The Secretary of State to the British Ambassador (Spring Rice)
Excellency: I have given consideration to your excellency’s note of the 1st instant, relative to the case of the Appam, now libeled in the United States courts.
In reply I have the honor to state that the Government of the United States does not concede that “the question of the status of the Appam and the treatment which should have been accorded her from the moment when she was brought within United States waters is primarily one between His Majesty’s Government and that of the United States, and not one between the British owners of the ship and those who are in temporary charge of her.” In the view of this Government the United States has no concern whatever with the actual “status” of the Appam, if by that term is meant whether she is good prize or no prize, and whether she now belongs to the German Government or to her original owners.
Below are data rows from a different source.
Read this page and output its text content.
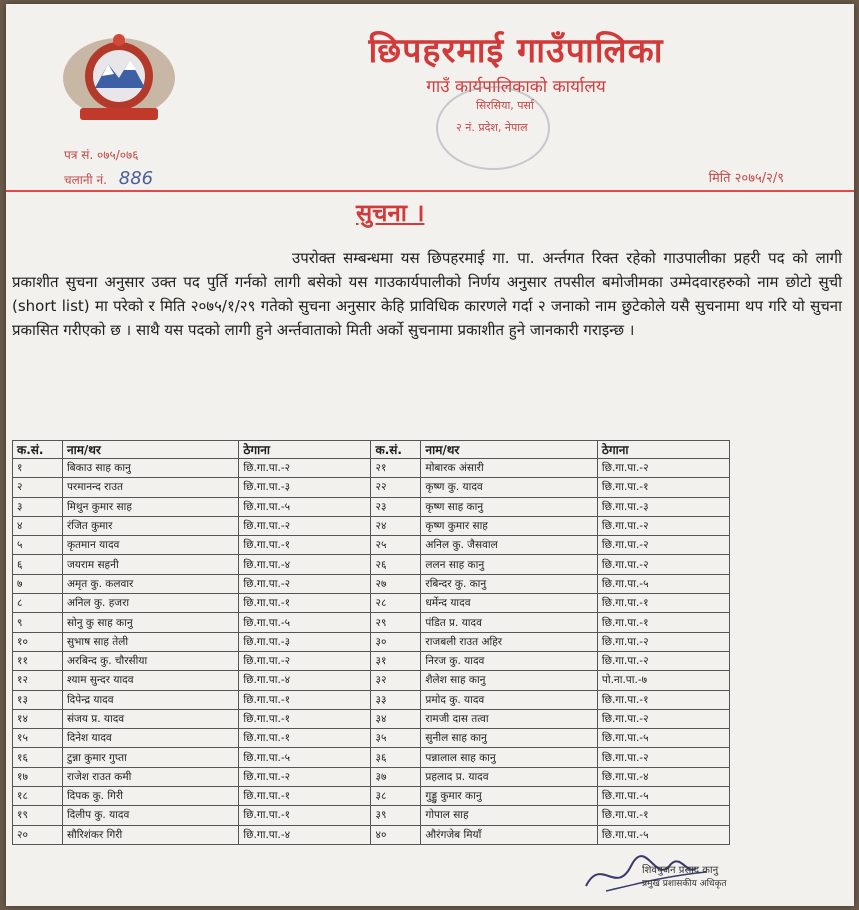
छिपहरमाई गाउँपालिका
गाउँ कार्यपालिकाको कार्यालय
सिरसिया, पर्सा
२ नं. प्रदेश, नेपाल
पत्र सं. ०७५/०७६
चलानी नं. 886	मिति २०७५/२/९
सुचना ।
उपरोक्त सम्बन्धमा यस छिपहरमाई गा. पा. अर्न्तगत रिक्त रहेको गाउपालीका प्रहरी पद को लागी प्रकाशीत सुचना अनुसार उक्त पद पुर्ति गर्नको लागी बसेको यस गाउकार्यपालीको निर्णय अनुसार तपसील बमोजीमका उम्मेदवारहरुको नाम छोटो सुची (short list) मा परेको र मिति २०७५/१/२९ गतेको सुचना अनुसार केहि प्राविधिक कारणले गर्दा २ जनाको नाम छुटेकोले यसै सुचनामा थप गरि यो सुचना प्रकासित गरीएको छ । साथै यस पदको लागी हुने अर्न्तवाताको मिती अर्को सुचनामा प्रकाशीत हुने जानकारी गराइन्छ ।
क.सं.	नाम/थर	ठेगाना	क.सं.	नाम/थर	ठेगाना
१	बिकाउ साह कानु	छि.गा.पा.-२	२१	मोबारक अंसारी	छि.गा.पा.-२
२	परमानन्द राउत	छि.गा.पा.-३	२२	कृष्ण कु. यादव	छि.गा.पा.-१
३	मिथुन कुमार साह	छि.गा.पा.-५	२३	कृष्ण साह कानु	छि.गा.पा.-३
४	रंजित कुमार	छि.गा.पा.-२	२४	कृष्ण कुमार साह	छि.गा.पा.-२
५	कृतमान यादव	छि.गा.पा.-१	२५	अनिल कु. जैसवाल	छि.गा.पा.-२
६	जयराम सहनी	छि.गा.पा.-४	२६	ललन साह कानु	छि.गा.पा.-२
७	अमृत कु. कलवार	छि.गा.पा.-२	२७	रबिन्दर कु. कानु	छि.गा.पा.-५
८	अनिल कु. हजरा	छि.गा.पा.-१	२८	धर्मेन्द यादव	छि.गा.पा.-१
९	सोनु कु साह कानु	छि.गा.पा.-५	२९	पंडित प्र. यादव	छि.गा.पा.-१
१०	सुभाष साह तेली	छि.गा.पा.-३	३०	राजबली राउत अहिर	छि.गा.पा.-२
११	अरबिन्द कु. चौरसीया	छि.गा.पा.-२	३१	निरज कु. यादव	छि.गा.पा.-२
१२	श्याम सुन्दर यादव	छि.गा.पा.-४	३२	शैलेश साह कानु	पो.ना.पा.-७
१३	दिपेन्द्र यादव	छि.गा.पा.-१	३३	प्रमोद कु. यादव	छि.गा.पा.-१
१४	संजय प्र. यादव	छि.गा.पा.-१	३४	रामजी दास तत्वा	छि.गा.पा.-२
१५	दिनेश यादव	छि.गा.पा.-१	३५	सुनील साह कानु	छि.गा.पा.-५
१६	टुन्ना कुमार गुप्ता	छि.गा.पा.-५	३६	पन्नालाल साह कानु	छि.गा.पा.-२
१७	राजेश राउत कमी	छि.गा.पा.-२	३७	प्रहलाद प्र. यादव	छि.गा.पा.-४
१८	दिपक कु. गिरी	छि.गा.पा.-१	३८	गुड्डु कुमार कानु	छि.गा.पा.-५
१९	दिलीप कु. यादव	छि.गा.पा.-१	३९	गोपाल साह	छि.गा.पा.-१
२०	सौरिशंकर गिरी	छि.गा.पा.-४	४०	औरंगजेब मियाँ	छि.गा.पा.-५
शिवपुजन प्रसाद कानु
प्रमुख प्रशासकीय अधिकृत
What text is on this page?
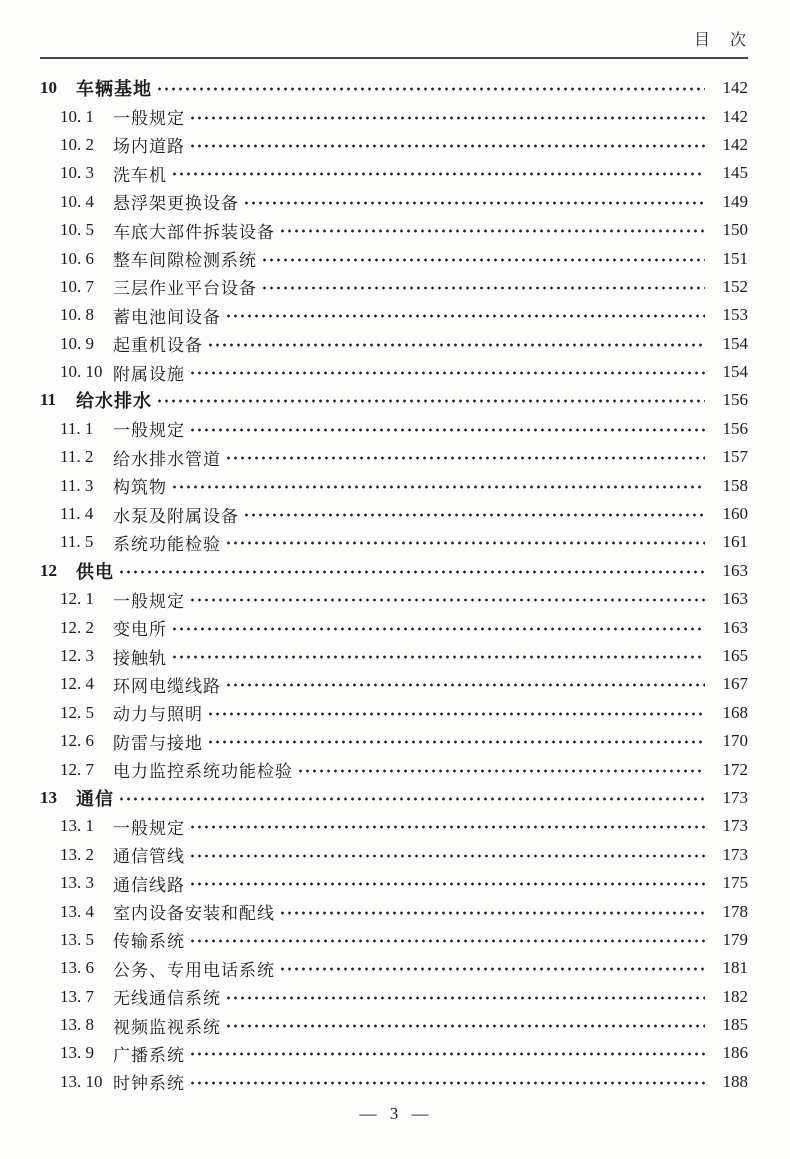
目　次
10	车辆基地	142
10. 1	一般规定	142
10. 2	场内道路	142
10. 3	洗车机	145
10. 4	悬浮架更换设备	149
10. 5	车底大部件拆装设备	150
10. 6	整车间隙检测系统	151
10. 7	三层作业平台设备	152
10. 8	蓄电池间设备	153
10. 9	起重机设备	154
10. 10 附属设施	154
11	给水排水	156
11. 1	一般规定	156
11. 2	给水排水管道	157
11. 3	构筑物	158
11. 4	水泵及附属设备	160
11. 5	系统功能检验	161
12	供电	163
12. 1	一般规定	163
12. 2	变电所	163
12. 3	接触轨	165
12. 4	环网电缆线路	167
12. 5	动力与照明	168
12. 6	防雷与接地	170
12. 7	电力监控系统功能检验	172
13	通信	173
13. 1	一般规定	173
13. 2	通信管线	173
13. 3	通信线路	175
13. 4	室内设备安装和配线	178
13. 5	传输系统	179
13. 6	公务、专用电话系统	181
13. 7	无线通信系统	182
13. 8	视频监视系统	185
13. 9	广播系统	186
13. 10 时钟系统	188
— 3 —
As to the treatment to be accorded the vessel, this Government holds that the owners of the vessel are the direct parties in interest, and that, being unwilling to await the decision and action of this Government, and having had recourse to legal remedies to preserve their asserted rights, they must, according to the rule of practice which His Majesty’s Government have contended for and endeavored to enforce with exceptional vigor during the present war with regard to the detention of ships and cargoes of American citizens, exhaust their legal remedies with a resulting denial of justice before the questions involved can be taken up through diplomatic channels. Consequently, there can not as yet, in the view of this Government, be entertained any diplomatic reclamation by the British Government on behalf of the owners of the vessel in question.
The Government of the United States is not “claiming to escape amiability for failure to carry out its obligations”; it is maintaining that the interested parties, having selected an alternative remedy— that is, the judicial remedy—their Government have not, at least as yet, any grounds for initiating a diplomatic discussion of the questions involved in the case while it is pending before a United States court.
Accept [etc.]
[On March 6, 1917, the Supreme Court of the United States delivered its opinion affirming the decree of the District Court for the Eastern District of Virginia, of July 29, 1916. 243 U. S. Rep. 124.]